Along the way he spent time in operations, customer service and sales. Knowing UPS from top to bottom, Mr. Pyne understands that virtually everything the company and its employees do contributes to -- or detracts from -- its marketing effort. Marketing, for Mr. Pyne, isn't limited to TV spots or print ads; every time a UPS driver delivers a package to a customer, it's a marketing opportunity.

"To me it's like a circle," he says. "We've got our drivers. We've got our vehicles. We do a lot of database marketing. . . . And, obviously, TV plays a huge role about the perception of UPS in the public eye."

UPS was a pioneer in using TV as a medium for communicating a business-to-business message to businesspeople during their leisure time. Mr. Pyne says the company was also an "early adopter" of the Internet. Since late 1994, when UPS launched its Web site, the company has embraced online and electronic marketing.

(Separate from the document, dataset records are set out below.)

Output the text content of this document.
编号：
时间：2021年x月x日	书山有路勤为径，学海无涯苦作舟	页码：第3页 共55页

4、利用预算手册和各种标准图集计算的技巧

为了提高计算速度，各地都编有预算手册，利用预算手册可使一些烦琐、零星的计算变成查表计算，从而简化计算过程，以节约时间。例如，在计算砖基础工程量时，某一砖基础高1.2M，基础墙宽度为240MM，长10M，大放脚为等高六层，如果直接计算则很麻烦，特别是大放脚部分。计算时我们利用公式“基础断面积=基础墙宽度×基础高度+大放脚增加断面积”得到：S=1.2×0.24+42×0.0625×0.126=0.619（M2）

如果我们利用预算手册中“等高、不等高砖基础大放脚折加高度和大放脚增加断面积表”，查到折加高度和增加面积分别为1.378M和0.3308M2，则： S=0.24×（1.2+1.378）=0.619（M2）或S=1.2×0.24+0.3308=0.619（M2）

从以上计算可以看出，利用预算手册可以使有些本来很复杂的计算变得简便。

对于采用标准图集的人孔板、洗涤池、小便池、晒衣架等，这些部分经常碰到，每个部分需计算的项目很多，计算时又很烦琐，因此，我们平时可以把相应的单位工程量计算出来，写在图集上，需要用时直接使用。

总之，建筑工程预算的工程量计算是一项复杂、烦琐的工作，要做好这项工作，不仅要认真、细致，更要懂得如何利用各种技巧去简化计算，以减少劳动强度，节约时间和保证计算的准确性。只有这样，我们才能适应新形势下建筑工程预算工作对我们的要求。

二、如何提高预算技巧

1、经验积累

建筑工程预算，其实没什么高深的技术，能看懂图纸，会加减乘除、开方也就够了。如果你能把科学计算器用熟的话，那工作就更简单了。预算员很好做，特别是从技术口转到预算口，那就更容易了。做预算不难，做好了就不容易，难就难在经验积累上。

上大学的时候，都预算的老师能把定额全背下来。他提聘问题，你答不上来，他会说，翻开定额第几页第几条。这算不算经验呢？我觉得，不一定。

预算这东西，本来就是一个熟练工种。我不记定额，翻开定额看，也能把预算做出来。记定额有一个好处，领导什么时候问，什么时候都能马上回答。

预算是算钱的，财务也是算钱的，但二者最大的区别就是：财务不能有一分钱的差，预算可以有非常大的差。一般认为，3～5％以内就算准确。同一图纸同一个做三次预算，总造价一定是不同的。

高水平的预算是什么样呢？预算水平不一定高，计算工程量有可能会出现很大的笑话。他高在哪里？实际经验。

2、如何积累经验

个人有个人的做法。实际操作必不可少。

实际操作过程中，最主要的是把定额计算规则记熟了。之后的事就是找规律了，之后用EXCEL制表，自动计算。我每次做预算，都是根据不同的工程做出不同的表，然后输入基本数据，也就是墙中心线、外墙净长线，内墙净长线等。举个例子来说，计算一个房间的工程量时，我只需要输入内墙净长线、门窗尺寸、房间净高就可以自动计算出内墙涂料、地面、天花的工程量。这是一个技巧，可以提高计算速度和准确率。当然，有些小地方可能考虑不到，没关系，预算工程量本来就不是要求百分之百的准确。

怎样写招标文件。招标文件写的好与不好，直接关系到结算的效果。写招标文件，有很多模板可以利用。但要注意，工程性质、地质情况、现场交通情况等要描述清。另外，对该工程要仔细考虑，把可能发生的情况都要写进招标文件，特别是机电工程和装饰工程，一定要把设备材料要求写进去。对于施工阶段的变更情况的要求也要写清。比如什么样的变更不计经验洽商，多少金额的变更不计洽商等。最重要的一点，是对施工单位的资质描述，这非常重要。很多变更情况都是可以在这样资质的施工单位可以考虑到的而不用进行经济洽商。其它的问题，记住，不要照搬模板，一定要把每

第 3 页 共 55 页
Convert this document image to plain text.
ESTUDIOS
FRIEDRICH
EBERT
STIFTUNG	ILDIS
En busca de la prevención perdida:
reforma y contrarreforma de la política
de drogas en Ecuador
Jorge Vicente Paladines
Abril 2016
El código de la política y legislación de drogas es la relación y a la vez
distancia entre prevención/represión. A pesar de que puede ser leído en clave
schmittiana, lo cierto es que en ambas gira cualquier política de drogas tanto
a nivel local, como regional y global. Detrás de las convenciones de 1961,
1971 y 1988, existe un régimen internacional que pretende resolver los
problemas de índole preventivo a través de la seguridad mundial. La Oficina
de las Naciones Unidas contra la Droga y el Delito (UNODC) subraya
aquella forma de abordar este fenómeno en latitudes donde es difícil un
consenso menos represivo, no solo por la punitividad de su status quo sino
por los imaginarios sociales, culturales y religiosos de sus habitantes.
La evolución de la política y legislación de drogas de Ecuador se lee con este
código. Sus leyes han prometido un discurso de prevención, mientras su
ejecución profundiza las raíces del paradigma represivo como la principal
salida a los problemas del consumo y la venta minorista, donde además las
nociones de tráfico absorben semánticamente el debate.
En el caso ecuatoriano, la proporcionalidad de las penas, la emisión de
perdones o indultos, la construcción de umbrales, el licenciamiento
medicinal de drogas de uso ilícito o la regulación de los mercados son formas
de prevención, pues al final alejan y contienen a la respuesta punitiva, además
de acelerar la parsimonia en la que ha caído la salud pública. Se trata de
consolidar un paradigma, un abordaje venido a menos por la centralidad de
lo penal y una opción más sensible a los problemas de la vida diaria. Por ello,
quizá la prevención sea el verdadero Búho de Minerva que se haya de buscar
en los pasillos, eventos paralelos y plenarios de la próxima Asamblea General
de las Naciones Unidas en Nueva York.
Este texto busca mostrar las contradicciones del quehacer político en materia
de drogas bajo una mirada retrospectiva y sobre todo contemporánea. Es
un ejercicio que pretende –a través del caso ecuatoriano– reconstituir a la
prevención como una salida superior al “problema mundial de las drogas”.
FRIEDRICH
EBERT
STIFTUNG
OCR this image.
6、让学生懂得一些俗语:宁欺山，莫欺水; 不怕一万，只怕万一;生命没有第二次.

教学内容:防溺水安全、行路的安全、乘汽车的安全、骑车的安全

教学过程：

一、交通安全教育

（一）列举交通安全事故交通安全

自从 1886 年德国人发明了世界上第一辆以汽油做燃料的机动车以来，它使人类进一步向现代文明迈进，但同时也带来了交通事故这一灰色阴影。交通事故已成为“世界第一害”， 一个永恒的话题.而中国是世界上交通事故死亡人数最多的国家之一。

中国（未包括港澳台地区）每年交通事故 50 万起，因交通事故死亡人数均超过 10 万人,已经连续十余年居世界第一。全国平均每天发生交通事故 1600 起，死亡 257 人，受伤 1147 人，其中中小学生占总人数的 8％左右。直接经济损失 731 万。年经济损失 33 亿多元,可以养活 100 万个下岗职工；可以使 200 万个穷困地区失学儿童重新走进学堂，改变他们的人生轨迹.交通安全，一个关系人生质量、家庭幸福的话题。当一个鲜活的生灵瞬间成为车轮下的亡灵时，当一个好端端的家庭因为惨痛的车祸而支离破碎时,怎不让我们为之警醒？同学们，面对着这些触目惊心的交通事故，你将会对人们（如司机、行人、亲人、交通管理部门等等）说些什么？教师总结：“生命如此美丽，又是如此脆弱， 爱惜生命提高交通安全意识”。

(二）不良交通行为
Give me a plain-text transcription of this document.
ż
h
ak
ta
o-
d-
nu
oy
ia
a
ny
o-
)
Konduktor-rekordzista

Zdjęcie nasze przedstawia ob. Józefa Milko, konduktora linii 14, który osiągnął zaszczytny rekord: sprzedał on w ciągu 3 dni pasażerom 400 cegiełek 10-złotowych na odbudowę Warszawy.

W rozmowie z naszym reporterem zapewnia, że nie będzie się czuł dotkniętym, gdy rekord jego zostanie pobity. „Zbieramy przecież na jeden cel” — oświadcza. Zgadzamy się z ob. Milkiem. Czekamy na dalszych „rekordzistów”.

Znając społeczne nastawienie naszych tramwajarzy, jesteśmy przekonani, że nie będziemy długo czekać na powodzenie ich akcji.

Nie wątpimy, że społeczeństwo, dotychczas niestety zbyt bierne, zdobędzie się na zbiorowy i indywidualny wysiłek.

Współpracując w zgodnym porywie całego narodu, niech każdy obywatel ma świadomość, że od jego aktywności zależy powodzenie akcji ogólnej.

For bouncing back from its 1997 strike, UPS received the Marketing Recovery of the Year award last year from Sales and Marketing Executives International. In accepting the award, Mr. Pyne said UPS' Web strategy helped limit the strike's aftershocks.

Its Web site was named one of the top 25 b-to-b sites by Business Marketing's NetMarketing last year. The site includes package tracking, a quick cost calculator, and a drop-off locator. Package tracking is available in 16 foreign languages, supporting UPS' international business, which accounts for about 15% of its nearly $23 billion in annual revenue.

Another key component of the UPS Web site is the open-standard Internet Tools software that companies can download into their computer systems and integrate into their Web sites. This allows UPS business customers to customize the package-tracking software and quick cost calculator to fit into their enterprise resource planning. The strategy, Mr. Pyne says, is to use technology to strengthen customer bonds.

UPS also advertises on the Web. For example, it has a hot link on the Thomas Register Web site, where tens of thousands of industrial products are ordered every day. Beyond merely advertising in cyberspace, UPS has created new products and services for the virtual world. For documents such as financial or medical records that require an online delivery system more secure than e-mail, the company created UPS Document Exchange, which features password protection.

As Mr. Pyne says, "We plan to be in the places, both physical and virtual, where our customers do business."